= DeWitt Clinton Jansen =

American-Chinese judge and hotel proprietor

DeWitt Clinton Jansen (born at Shawangunk, New York on 8 November 1840; died 6 November 1894 at Shanghai), was a member of the Shanghai Municipal Council from 1893 until his death in November 1894; an Associate judge of the United States Consular Court in Shanghai; the proprietor of the Astor House Hotel in Shanghai, the first western hotel in China, from 1874 to his death in 1894; and was the first District Deputy Grand Master of the Cosmopolitan Lodge (No. 428, S. C.) of Freemasons which began working in Shanghai in 1864. Jansen Road (now Fulu Street) in Yangzepu (renamed Yangpu in 1949) was named in his honour.

==Family background==
DeWitt Clinton Jansen was of Dutch ancestry, and was born at Shawangunk, New York on 8 November 1840, the second son of John Richard Jansen (born 2 March 1804 Wallkill, New York; died 11 March 1845 at Shawganguk) and Rachel Terwilliger (married May 1830), and the brother of Mary, Richard, William, and Cornelius. Jansen was the a great-great grandson of Thomas Jansen (1708–1798), who was one of the first settlers in the Wallkill valley, who built the Thomas Jansen House, a Dutch stone house on Jansen Road in Shawangunk. D.C. Jansen is a descendant of Mathijs Jansen van Ceulen, original owner of the piece of ground on Isle van Pappermemmins (Isle of Man Hats, aka Manhattan Island) (Original Patens, Aug 11, 1646) currently home to Columbia University.
 His ancestors were among the first to settle Kingston, New York in 1652.
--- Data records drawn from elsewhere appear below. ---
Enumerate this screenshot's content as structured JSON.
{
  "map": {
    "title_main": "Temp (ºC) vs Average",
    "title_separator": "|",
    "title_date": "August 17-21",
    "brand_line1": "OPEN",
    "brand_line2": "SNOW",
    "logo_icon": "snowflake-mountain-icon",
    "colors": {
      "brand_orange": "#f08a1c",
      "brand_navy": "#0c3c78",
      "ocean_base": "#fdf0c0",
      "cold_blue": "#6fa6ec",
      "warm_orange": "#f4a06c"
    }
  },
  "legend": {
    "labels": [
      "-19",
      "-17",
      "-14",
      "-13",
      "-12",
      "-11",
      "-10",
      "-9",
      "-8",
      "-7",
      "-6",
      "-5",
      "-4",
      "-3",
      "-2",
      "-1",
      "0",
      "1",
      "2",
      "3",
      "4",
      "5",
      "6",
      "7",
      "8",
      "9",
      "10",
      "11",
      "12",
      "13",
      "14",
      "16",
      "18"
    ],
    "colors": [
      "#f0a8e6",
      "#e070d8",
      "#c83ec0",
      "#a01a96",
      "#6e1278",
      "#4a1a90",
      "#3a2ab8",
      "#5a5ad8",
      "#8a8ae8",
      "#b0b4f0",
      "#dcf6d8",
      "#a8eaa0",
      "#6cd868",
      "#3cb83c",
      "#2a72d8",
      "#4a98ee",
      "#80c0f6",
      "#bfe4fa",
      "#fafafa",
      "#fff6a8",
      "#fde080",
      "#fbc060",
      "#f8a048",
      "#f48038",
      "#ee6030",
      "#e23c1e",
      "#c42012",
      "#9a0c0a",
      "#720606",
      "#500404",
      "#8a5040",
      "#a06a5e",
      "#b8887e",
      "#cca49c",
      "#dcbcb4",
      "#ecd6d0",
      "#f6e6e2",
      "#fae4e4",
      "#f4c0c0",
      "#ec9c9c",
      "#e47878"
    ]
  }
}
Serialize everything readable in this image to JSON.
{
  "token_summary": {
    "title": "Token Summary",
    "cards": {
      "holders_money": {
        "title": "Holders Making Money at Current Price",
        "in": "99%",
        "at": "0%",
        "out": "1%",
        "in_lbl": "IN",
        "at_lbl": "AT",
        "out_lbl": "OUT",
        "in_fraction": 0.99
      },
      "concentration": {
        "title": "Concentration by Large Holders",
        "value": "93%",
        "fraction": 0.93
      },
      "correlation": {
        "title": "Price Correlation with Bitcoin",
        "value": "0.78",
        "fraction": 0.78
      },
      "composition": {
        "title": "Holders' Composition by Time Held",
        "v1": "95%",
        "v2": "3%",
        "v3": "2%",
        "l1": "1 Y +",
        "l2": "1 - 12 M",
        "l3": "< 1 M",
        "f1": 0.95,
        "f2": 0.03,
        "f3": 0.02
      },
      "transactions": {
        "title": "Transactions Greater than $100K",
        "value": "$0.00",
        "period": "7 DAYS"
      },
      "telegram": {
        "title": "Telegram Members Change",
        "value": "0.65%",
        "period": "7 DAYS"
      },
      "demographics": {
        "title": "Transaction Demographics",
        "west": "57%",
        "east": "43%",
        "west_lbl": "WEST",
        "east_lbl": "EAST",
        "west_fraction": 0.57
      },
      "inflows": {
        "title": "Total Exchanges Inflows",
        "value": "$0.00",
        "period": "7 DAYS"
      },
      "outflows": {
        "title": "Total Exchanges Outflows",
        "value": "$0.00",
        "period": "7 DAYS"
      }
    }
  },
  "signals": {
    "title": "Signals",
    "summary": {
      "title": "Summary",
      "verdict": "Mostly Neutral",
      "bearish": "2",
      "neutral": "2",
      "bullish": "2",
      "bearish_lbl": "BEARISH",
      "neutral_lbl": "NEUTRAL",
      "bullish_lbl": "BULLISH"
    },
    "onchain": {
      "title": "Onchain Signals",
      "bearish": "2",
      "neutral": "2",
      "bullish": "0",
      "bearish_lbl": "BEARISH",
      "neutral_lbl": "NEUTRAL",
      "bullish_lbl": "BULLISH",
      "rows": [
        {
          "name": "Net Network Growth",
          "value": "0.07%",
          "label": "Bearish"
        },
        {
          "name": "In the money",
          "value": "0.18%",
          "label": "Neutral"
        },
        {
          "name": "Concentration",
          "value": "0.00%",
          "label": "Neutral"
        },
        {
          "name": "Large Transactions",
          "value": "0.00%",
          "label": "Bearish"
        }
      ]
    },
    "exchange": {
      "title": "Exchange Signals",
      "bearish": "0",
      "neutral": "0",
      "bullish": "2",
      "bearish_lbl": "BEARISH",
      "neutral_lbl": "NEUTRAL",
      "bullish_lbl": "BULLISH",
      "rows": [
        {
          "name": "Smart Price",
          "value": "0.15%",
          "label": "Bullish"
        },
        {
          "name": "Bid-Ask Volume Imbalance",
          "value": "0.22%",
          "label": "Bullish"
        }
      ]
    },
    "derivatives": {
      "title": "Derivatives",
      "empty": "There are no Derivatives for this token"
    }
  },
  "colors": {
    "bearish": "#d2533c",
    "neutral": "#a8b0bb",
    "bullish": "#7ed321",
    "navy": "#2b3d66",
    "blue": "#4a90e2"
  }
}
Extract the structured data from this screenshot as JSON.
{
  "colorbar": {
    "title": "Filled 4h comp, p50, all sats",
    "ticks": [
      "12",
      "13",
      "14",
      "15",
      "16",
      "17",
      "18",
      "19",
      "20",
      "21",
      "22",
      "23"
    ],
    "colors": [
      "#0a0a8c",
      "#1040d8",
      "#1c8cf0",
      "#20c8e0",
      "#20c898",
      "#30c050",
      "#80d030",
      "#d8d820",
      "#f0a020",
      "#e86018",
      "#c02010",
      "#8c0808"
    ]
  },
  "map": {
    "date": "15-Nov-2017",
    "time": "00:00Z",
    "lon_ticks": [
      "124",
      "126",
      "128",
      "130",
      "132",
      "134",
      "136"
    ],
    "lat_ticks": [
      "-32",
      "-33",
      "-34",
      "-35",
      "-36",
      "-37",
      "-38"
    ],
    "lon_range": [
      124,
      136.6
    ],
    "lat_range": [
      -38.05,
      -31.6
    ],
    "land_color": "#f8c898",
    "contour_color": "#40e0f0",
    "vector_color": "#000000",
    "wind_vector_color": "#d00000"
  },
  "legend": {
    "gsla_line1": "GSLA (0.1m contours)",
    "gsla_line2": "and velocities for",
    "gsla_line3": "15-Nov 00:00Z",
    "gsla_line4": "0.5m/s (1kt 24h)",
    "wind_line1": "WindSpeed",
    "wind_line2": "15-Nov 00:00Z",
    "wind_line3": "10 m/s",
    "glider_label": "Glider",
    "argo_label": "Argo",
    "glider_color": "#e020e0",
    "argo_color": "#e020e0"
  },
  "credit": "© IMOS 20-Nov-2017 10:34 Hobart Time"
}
After the death of his father in 1845, Jansen and his older brother William (born ca. 1836) lived with his grandparents, Thomas Johnson (Jansen) (born 27 Apr 1777 in Shawangunk, New York), and Leah Bleynman Johnson (Jansen). On 8 November 1871 Jansen married Ellen McGrath (died 12 November 1918 in Shanghai) in a ceremony performed by Rev. William Henry Collins, a missionary of the Church Missionary Society, at the Church of Our Saviour, Hongkew, China, one of the first churches in Shanghai. Jansen and Ellen had seven children: Ellen Rachel (born 19 May 1873 in Shanghai; died 15 March 1955 in Alameda, California); Edith Mary (born 29 March 1874); Mabel (born 10 May 1875); John DeWitt (born 22 July 1876; died 1918); Grace; Edward Clinton (born 28 November 1878); and Catharine (born 5 November 1880).

==Career highlights==
Jansen left the United States on 7 August 1857, while still aged 16. Jansen was a merchant sailor, and colporteur in China's interior. From 1871 Jansen was resident in Shanghai, and was employed by the Imperial Maritime Customs.

===Astor House Hotel (1874-1894)===
By 1874 Jansen purchased the Astor House Hotel.

==Social activities==
Jansen was a polyglot, fluent in a number of Chinese dialects, and assisted in the preparation of an 1871 Pekinese-English dictionary.

===Church===
Jansen was a regular attender and member of the Church Committee of the Union Church, which had been located on the London Missionary Society compound on Shantung Road since 1864, and in a new church building erected in 1886 at a new site on the corner of Soochow (Suzhou) and Yuen-ming-yuen (Yuan Ming Yuan) Roads.

===Freemasonry===
Jansen was a founding member of the first American Freemason lodge in China, the Cosmopolitan Lodge (No. 428, S. C.), which began working in Shanghai in 1864. From 27 December 1891, he was the first District Deputy Grand Master. of that lodge, a position he held until his death in November 1894.

===Natural history===
Jansen had an interest in natural history. In 1870 he sent specimens from China to the American Museum of Natural History. Jansen also served as Honorary Curator of the Shanghai Museum, from about 1880.

Jansen was a member of the China Branch of the Royal Asiatic Society of Great Britain and Ireland from 1877 until his death in 1894.

===Shanghai Municipal Council===
According to his obituary, Jansen was "a painstaking and prominent member of the Municipal Council."

===United States Consular Court===
By October 1894 Jansen was an Associate judge on the United States Consular Court in Shanghai.

==Death==
On 6 November 1894, during an installation meeting of the lodge, Jansen "suddenly fell back in his chair, gave one or two gasps for breath" and died. On 8 November 1894 Jansen was buried in the New Cemetery of Shanghai. J.I. Miller eulogised Jansen:
speaking of Bro. Jansen as a 'typical Freemason, a just and upright man,' saying that, "His labours for the good of the Settlement and its public institutions are so well and widely known, that I will not dwell here upon them. Whatever he did, he did well."

On Sunday 11 November 1894 a memorial service was held at the Union Church, with the funeral sermon, based on Revelation 3:12, preached by Rev. John Stevens.